A yellow dahlia. (Susanne Nilsson/Flickr)

A yellow dahlia. (Susanne Nilsson/Flickr)

Deer Gardener: Deer-resistant plants for a fence-free garden

By Elaine Nyeholt

Seedy Saturday is March 10 at the Port Clements Community Hall — that’s a great place to take your abundance of tubers, seeds, and cuttings. This event includes a lunch counter and will be open at 11 a.m. The Graham Island East Coast Farmers Institute ably hosts this social function, for those of us who love to meet up with other like-minded individuals. A great deal of information can be had about specific problems, if you ask the right people.

My chosen plants to write about today are all deer-resistant species. The deer don’t like them, giving us a reason to pursue them vigorously. Other plants are fun (but frustrating) to grow because they require fussing with fences and covering, often leaving me annoyed rather than enriched.

There are things to do “inside” for your “outside” garden next summer that are really quite pleasant. It’s time to open up your stored Dahlia tubers and see how well they did through the winter. I’d be very surprised if they froze this year. Check them for mould, and be careful of any eyes that may be developing. Don’t bump them off.

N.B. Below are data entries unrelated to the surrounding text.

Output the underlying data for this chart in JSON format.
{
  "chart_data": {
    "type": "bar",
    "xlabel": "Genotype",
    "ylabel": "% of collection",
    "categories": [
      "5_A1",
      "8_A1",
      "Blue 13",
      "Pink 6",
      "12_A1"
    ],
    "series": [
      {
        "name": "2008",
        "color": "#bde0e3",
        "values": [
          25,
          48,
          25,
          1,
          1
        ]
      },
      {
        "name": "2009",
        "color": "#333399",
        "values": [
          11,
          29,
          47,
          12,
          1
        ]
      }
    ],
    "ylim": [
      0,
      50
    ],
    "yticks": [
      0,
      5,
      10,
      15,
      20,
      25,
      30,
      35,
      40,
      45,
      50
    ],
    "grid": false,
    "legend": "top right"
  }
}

Dividing large clumps is easily done now, and you can make sure your cuts heal by letting them air dry, to prevent rot setting in. Replace the tubers after the cuts heal in fresh, dryish peat moss or shavings for another month or two. Recheck your labels for size and colours if you remembered to do that. It’s tricky if they were not labelled. It’s mostly the height that matters so try to plant long, larger tubers in groups along a back border, as they are usually tall plants with large blooms that require staking. Ideally there will be a fence there. Pom Pom Dahlia have rounder tubers and single Dahlia (which I really like) have even smaller oval tubers. If you have lost your tags, or someone gives you some tubers, hopefully this will help you figure out what kind they are.

The end of March is a good time to get Dahlia potted up in the garage window or the greenhouse for later planting outside, if that is your routine. You will have a longer and earlier blooming season by pre-starting tubers, since they bloom until frost.

Sweetpea seeds can be planted out towards the end of this month. They like a little cold snap to start, but watch out for super wet spots as the rain sets in. They will rot in saturated soil, like the soil near roofs without eavestroughs. I have had minimal luck with the short-spreading sweetpeas that are available. They don’t seem to give a good show for me, but those climbers are amazing and they last well into the first frosts. I planted them in the same place for several years with no problems, so the trellis can stay in place. I do add compost before planting them in the same place to replenish the washed-out nutrients. Sweetpeas want a nice warm summer — that can be a problem for us. Sweetpeas can also be started in plant pots and set out when they are four to five inches (10 cm) tall.

Begonia is the last species I will mention today, because they also are hopefully stored away and should be checked. Mould is the enemy. It grows best as the weather begins to warm up… that is why I suggest checking them now. In a warmer location in your garage window perhaps, you may lightly cover your tubers of begonia — concave side up — on top of some damp peat moss. Let the light inform the inner stirrings of the tubers that it’s time to wake up. The manuals about growing Tuberous Begonia recommend starting them eight to 10 weeks before the last frost. Once the shoots emerge, give lots of water and light. Move the plants to individual four-inch pots once the shoots are three inches tall and remember to turn the pots so they get even light if they are in a window.

There are many other types of begonia as well. Wax Begonia do best from seed or can be purchased from our local nurseries yearly. I prefer to buy them ready to pot up. Rex and Angel Wing Begonia are usually house plants. They are long-suffering and quite pleasant to have around, plus they root readily so are easy to start over when they become too large.

Garden catalogs continue to come in and invigorate my gardening genes. Even if I just putter in the yard and rake out a ditch I feel like I have done something outside.